Derita Petani Nikmat Kita

Jalan-jalan dipersawahan memang menyegarkan, melihat pemandangan yang apik

Pagi-pagi jalan-jalan dipersawahan memang menyegarkan. Kita bisa melihat tanaman padi yang menghampar, atau menguning kalau sudah buah dan siap panen. Ya itu bagi kita yang tidak pernah pergi ke sawah, mencangkul, memupuk dan menyaingi rumput. Kita hanya melihat indahnya, tetapi tidak melihat dibalik semuanya itu adalah sebuah derita panjang.

Bangun pagi-pagi, pergi ke sawah untuk mengairi, mencangkul, menyaingi rumput dan memupuk tanaman. Itu dilakukan setiap haroi selama kurang lebih 3 bulan menjelang panen. Pergi ke sawah saja sudah perjuangan, karena jalan-jalan dipersawahan sebagian besar masih belum diperkeras, dan berlumpur. Kalau tidak hati-hati sepeda atau sepeda motor yang dinaiki bisa terperosok atau terpeleset jatuh. Kalau menghadapi jalan seperti ini ya setiap hari. Kalau hujan jalannya seperti yang sudah digambarkan tadi, licin, berlumpur, berkelok dan terjal. Kalau pas musim panas, jalan ya tetap “njeglong-njeglong” Cuma tidak licin dan berlumpur.

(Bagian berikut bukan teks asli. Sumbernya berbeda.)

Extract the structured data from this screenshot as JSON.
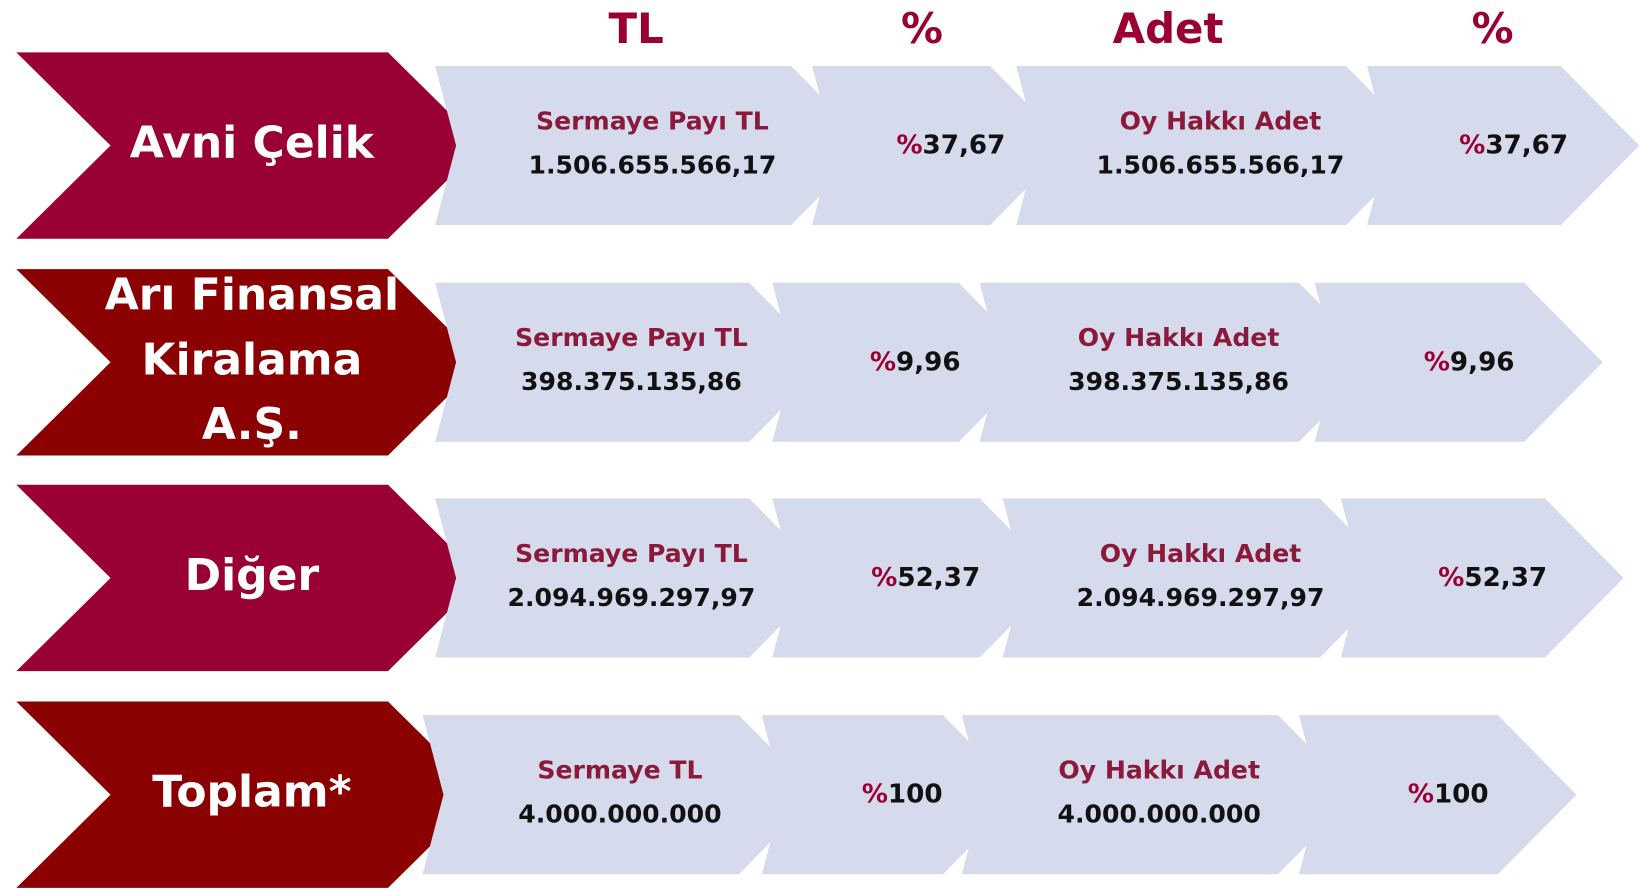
{
  "headers": [
    "TL",
    "%",
    "Adet",
    "%"
  ],
  "rows": [
    {
      "name": [
        "Avni Çelik"
      ],
      "capital_label": "Sermaye Payı TL",
      "capital_value": "1.506.655.566,17",
      "capital_percent": "%37,67",
      "vote_label": "Oy Hakkı Adet",
      "vote_value": "1.506.655.566,17",
      "vote_percent": "%37,67"
    },
    {
      "name": [
        "Arı Finansal",
        "Kiralama",
        "A.Ş."
      ],
      "capital_label": "Sermaye Payı TL",
      "capital_value": "398.375.135,86",
      "capital_percent": "%9,96",
      "vote_label": "Oy Hakkı Adet",
      "vote_value": "398.375.135,86",
      "vote_percent": "%9,96"
    },
    {
      "name": [
        "Diğer"
      ],
      "capital_label": "Sermaye Payı TL",
      "capital_value": "2.094.969.297,97",
      "capital_percent": "%52,37",
      "vote_label": "Oy Hakkı Adet",
      "vote_value": "2.094.969.297,97",
      "vote_percent": "%52,37"
    },
    {
      "name": [
        "Toplam*"
      ],
      "capital_label": "Sermaye TL",
      "capital_value": "4.000.000.000",
      "capital_percent": "%100",
      "vote_label": "Oy Hakkı Adet",
      "vote_value": "4.000.000.000",
      "vote_percent": "%100"
    }
  ]
}
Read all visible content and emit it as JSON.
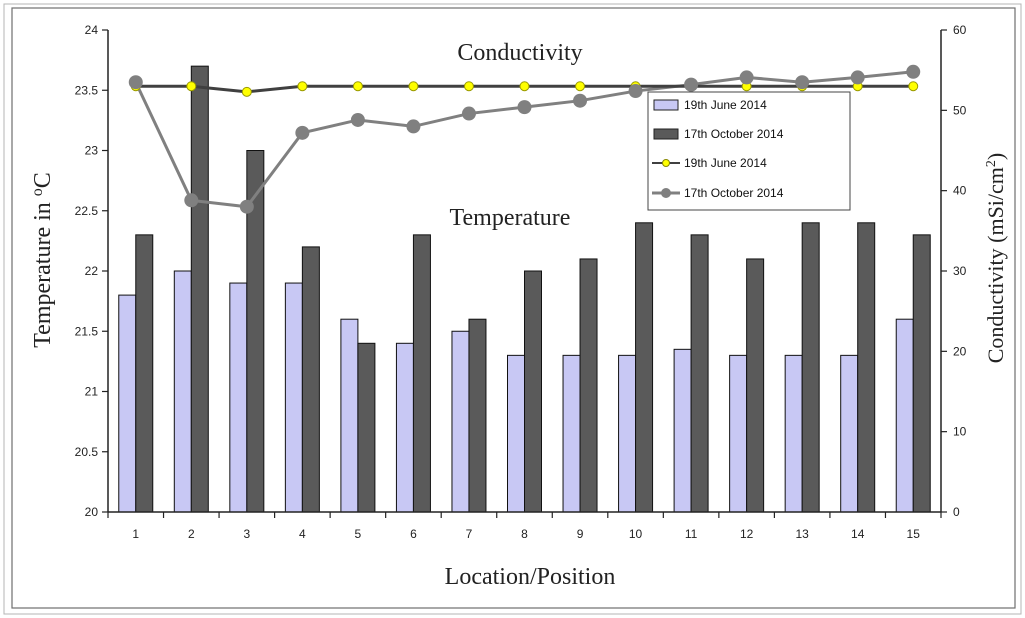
{
  "chart_data": {
    "type": "bar",
    "title": "",
    "xlabel": "Location/Position",
    "ylabel_left": "Temperature in °C",
    "ylabel_left_parts": [
      "Temperature in ",
      "o",
      "C"
    ],
    "ylabel_right": "Conductivity (mSi/cm²)",
    "ylabel_right_parts": [
      "Conductivity (mSi/cm",
      "2",
      ")"
    ],
    "categories": [
      "1",
      "2",
      "3",
      "4",
      "5",
      "6",
      "7",
      "8",
      "9",
      "10",
      "11",
      "12",
      "13",
      "14",
      "15"
    ],
    "y_left": {
      "min": 20,
      "max": 24,
      "ticks": [
        20,
        20.5,
        21,
        21.5,
        22,
        22.5,
        23,
        23.5,
        24
      ],
      "tick_labels": [
        "20",
        "20.5",
        "21",
        "21.5",
        "22",
        "22.5",
        "23",
        "23.5",
        "24"
      ]
    },
    "y_right": {
      "min": 0,
      "max": 60,
      "ticks": [
        0,
        10,
        20,
        30,
        40,
        50,
        60
      ],
      "tick_labels": [
        "0",
        "10",
        "20",
        "30",
        "40",
        "50",
        "60"
      ]
    },
    "bar_series": [
      {
        "name": "19th June 2014",
        "axis": "left",
        "color": "#c8c8f4",
        "values": [
          21.8,
          22.0,
          21.9,
          21.9,
          21.6,
          21.4,
          21.5,
          21.3,
          21.3,
          21.3,
          21.35,
          21.3,
          21.3,
          21.3,
          21.6
        ]
      },
      {
        "name": "17th October 2014",
        "axis": "left",
        "color": "#5a5a5a",
        "values": [
          22.3,
          23.7,
          23.0,
          22.2,
          21.4,
          22.3,
          21.6,
          22.0,
          22.1,
          22.4,
          22.3,
          22.1,
          22.4,
          22.4,
          22.3
        ]
      }
    ],
    "line_series": [
      {
        "name": "19th June 2014",
        "axis": "right",
        "color": "#404040",
        "marker_color": "#ffff00",
        "values": [
          53,
          53,
          52.3,
          53,
          53,
          53,
          53,
          53,
          53,
          53,
          53,
          53,
          53,
          53,
          53
        ]
      },
      {
        "name": "17th October 2014",
        "axis": "right",
        "color": "#808080",
        "marker_color": "#808080",
        "values": [
          53.5,
          38.8,
          38,
          47.2,
          48.8,
          48,
          49.6,
          50.4,
          51.2,
          52.4,
          53.2,
          54.1,
          53.5,
          54.1,
          54.8
        ]
      }
    ],
    "annotations": [
      {
        "text": "Conductivity"
      },
      {
        "text": "Temperature"
      }
    ],
    "legend_position": "top-right",
    "grid": false
  }
}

Hamparan tanaman padi yang menghijau, indah dan mempesona untuk dinikmati

Kalau mengairi sawah harus bergantian dengan yang lain, tetapi kalau bisa bersama-sama itu baik. Petani juga harus berperang melawan hama: tikus, burung dan wereng. Ketiga hama itu sungguh bisa menghabiskan padi yang hampir menguning. Masih ada musuh satu lagi kalau datang petani juga tidak bisa apa-apa, yaitu angin (puting beliung) yang bisa merobohkan tanaman padi yang sudah mulai menguning. Tentu itu bukan hanya satu, atau dua petak sawah, tetapi sehamparan padi bisa roboh. Kalau roboh ya sudah panen gagal.

Ongkos produksi tani juga tidak sedikit, ongkos traktor, ongkos tanam, pupuk yang harganya selalu dikeluhkan para petani karena tinggi, dan ongkos memanen. Untuk mencangkul, kalau dilakukan sendiri masih lumayan agak irit, tetapi kalau mencangkul dikerjakan orang lain, ya kita mesti membayar ongkos mencangkul.

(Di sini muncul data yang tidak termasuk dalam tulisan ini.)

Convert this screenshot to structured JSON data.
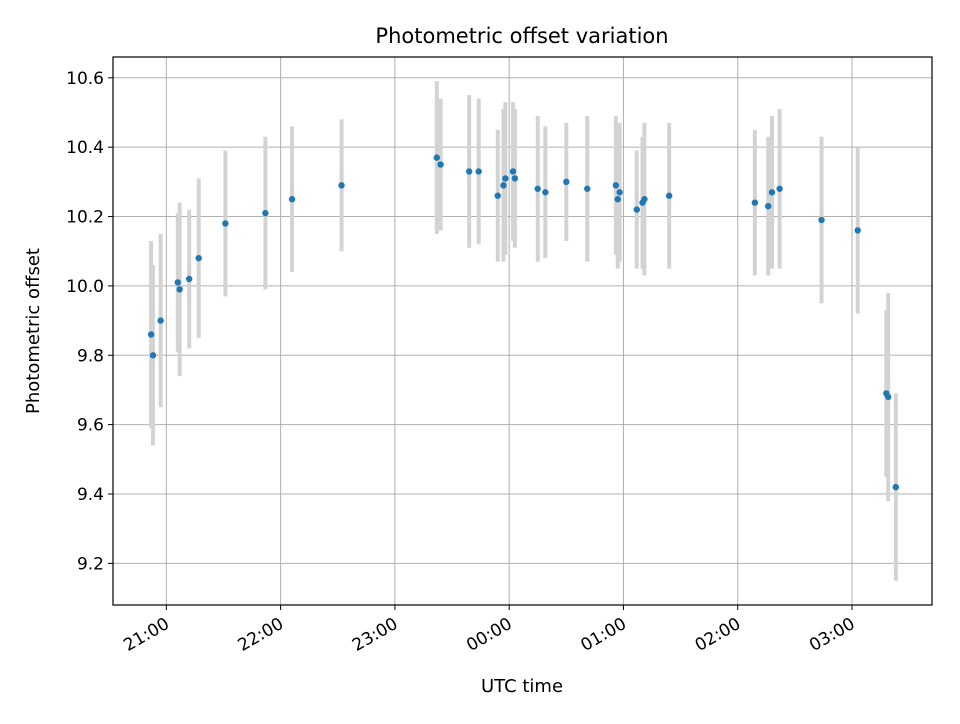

Pada saat panen harga gabah turun, apalagi kalau panen raya, harga dipermainkan oleh para tengkulak. Jika mujur bisa impas dengan ongkos produksi. Jarang yang bisa membawa pulang untung. Tetapi apa mau dikata?  

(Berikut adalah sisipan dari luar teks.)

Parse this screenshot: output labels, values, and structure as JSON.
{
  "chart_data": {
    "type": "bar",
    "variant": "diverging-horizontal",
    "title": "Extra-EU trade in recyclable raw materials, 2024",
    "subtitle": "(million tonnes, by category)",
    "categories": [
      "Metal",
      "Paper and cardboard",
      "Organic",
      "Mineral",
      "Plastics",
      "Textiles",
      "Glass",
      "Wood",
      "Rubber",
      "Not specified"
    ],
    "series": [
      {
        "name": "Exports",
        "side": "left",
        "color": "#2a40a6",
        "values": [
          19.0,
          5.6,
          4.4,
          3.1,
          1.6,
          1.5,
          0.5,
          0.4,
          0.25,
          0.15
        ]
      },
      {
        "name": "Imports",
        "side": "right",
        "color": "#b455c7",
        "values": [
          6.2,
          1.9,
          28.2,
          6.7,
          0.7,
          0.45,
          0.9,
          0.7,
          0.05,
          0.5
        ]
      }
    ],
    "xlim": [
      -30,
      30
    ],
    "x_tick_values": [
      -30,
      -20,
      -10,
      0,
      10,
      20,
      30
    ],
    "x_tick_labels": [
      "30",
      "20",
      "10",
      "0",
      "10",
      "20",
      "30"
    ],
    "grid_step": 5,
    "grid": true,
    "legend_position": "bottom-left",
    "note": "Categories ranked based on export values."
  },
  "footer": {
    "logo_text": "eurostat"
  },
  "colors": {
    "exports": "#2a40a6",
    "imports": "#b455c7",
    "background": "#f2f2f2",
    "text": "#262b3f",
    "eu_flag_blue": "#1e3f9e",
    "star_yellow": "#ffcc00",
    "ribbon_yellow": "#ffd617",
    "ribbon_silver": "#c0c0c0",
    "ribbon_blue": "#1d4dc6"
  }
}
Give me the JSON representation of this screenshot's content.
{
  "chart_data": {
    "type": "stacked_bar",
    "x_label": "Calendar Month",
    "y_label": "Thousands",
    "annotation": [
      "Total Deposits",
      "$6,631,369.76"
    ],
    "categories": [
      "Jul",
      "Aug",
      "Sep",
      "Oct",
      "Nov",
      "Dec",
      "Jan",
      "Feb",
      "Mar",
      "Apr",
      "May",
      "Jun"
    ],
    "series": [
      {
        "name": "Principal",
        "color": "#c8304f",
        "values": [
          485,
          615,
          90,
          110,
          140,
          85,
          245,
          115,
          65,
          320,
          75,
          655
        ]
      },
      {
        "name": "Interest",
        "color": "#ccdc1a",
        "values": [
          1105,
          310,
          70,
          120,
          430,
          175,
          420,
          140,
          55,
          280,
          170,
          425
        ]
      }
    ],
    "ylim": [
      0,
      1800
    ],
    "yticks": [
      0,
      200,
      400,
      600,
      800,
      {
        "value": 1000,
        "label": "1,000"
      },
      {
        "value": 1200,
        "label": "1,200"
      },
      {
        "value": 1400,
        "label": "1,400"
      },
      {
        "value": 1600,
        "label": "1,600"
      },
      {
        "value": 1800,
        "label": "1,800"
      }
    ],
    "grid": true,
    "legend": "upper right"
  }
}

Jalan becek yang dilalui setiap hari oleh para petani,
hama wereng, tikus, burung, rumput, upah menanam, traktor, mencangkul
dann harga gabah yang anjlog selalu menghimpit

Memang derita petani bukan derita kita. Kita lebih menikmati saja. Hamparan sawah yang menghijau, padi yang menguning dan nasi yang kita makan.

 

 

Posting Komentar untuk "Derita Petani Nikmat Kita"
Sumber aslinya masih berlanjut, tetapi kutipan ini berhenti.